Feeling as I do, I’ve missed out on plenty of opportunities, the most significant of which have been bequests of up to $3 million that various self-described lawyers have promised would be mine if only I’d answer their e-mails. Theirs, I’ve learned, are what’s called  phishing expeditions.

I got to thinking about all this the other day when a former co-worker passed me a list of the Top 10 Online Senior Scams released by SiteJabber, a consumer-protection service that helps people avoid fraudulent websites and steers them to good sites via consumer reviews. It includes these plots designed to take money from gullible old folks: Work at home scams, senior dating scams, lottery sweepstakes scams, phishing scams, bogus online pharmacies, Facebook scams, high-cost loans, phony anti-aging products, weight-loss scams, and fake government sites.

Anything seem familiar here? I think I’ve pretty much seen them all, but didn’t realize some were probably scams because I never cared enough even to pull them up out of my PC mailbox. Anti-aging products? Give me a break, please.

The phishing scams I know well, and the first overture I got was purportedly from my internet server. Who wouldn’t pull that one up? The e-mail told me that  my account would be “shorted” down unless I supplied certain info that included my e-mail password. I didn’t, but a friend of mine did, and he leapt to his PC when I mentioned it one night over dinner. He has the same server, had bitten on the phishing message, and had to change his password quickly.

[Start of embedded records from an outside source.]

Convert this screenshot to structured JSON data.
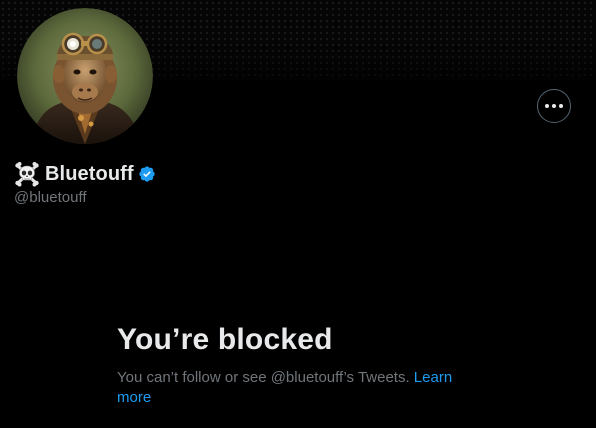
{
  "profile": {
    "display_name": "Bluetouff",
    "handle": "@bluetouff",
    "name_emoji_icon": "skull-and-crossbones-icon",
    "verified_icon": "verified-badge-icon",
    "avatar_alt": "profile-avatar"
  },
  "actions": {
    "more_icon": "more-horizontal-icon"
  },
  "blocked": {
    "title": "You’re blocked",
    "message": "You can’t follow or see @bluetouff’s Tweets.",
    "link_label": "Learn more"
  },
  "colors": {
    "background": "#000000",
    "primary_text": "#e7e9ea",
    "secondary_text": "#71767b",
    "link": "#1d9bf0",
    "verified_badge": "#1d9bf0",
    "button_border": "#536471"
  }
}
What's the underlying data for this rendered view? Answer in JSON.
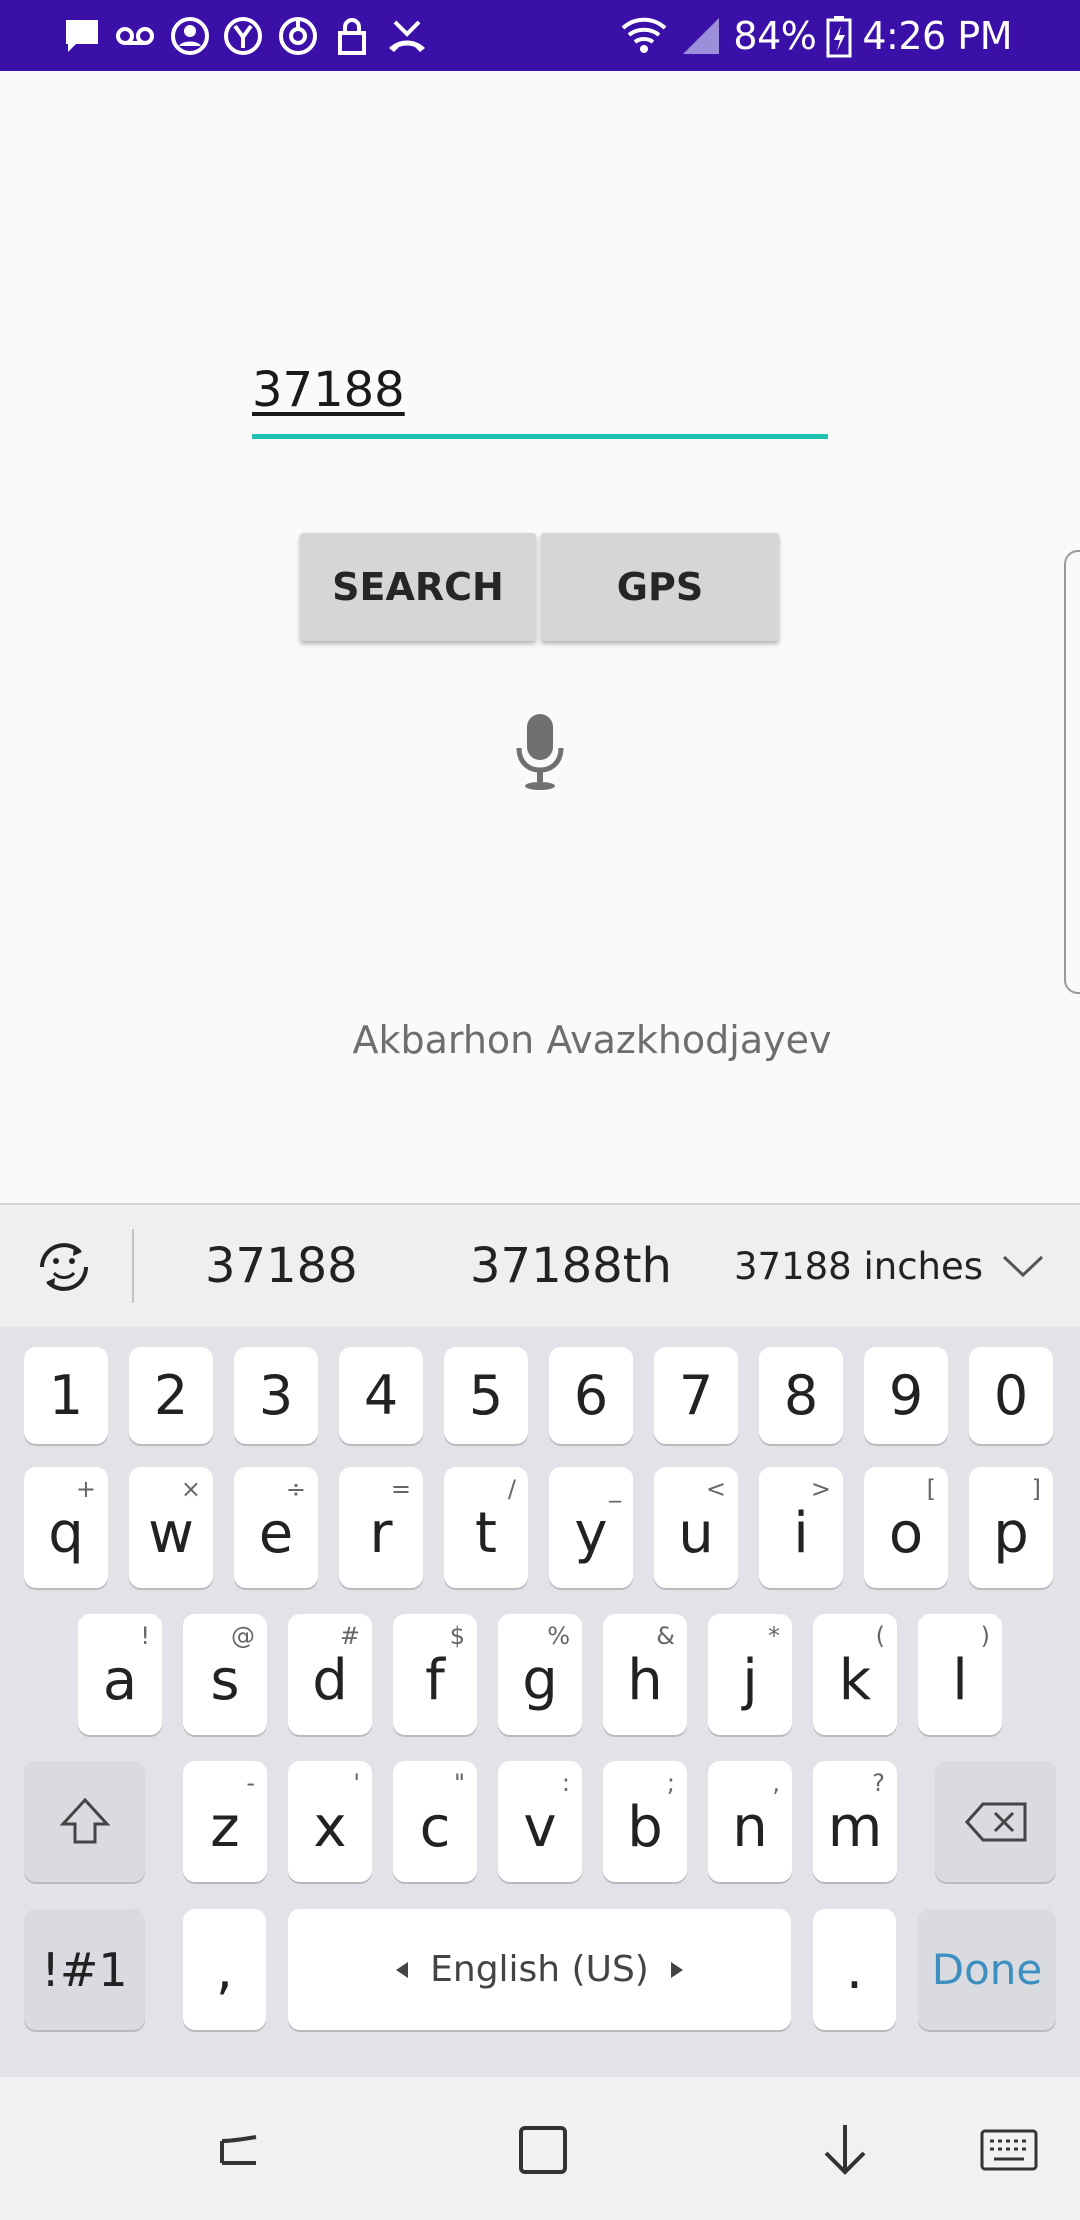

Another time, I got an e-mail from my Dallas cousins saying that she was “crying her eyes out” or something dramatic like that; she and her husband were in London “in the U.K.,” had had their wallets containing cash, credit cards and passports stolen, and were unable to get home unless I wired them $1,000 at an address to be divulged when I answered the e-mail.

The fact that the e-mail referred to London as being in the U.K. — I know where it is and she knows that I know it — wasn’t the only thing that made me doubt this message. She and her husband are seasoned travelers and have a son who would have been willing and able to help them in any  crisis.

I called her a few days later to laugh about the message and she told me they hadn’t been on any trips lately but that everyone in her PC address book had gotten the same pitiful tale. Nobody took the bait on this phishing trip, though.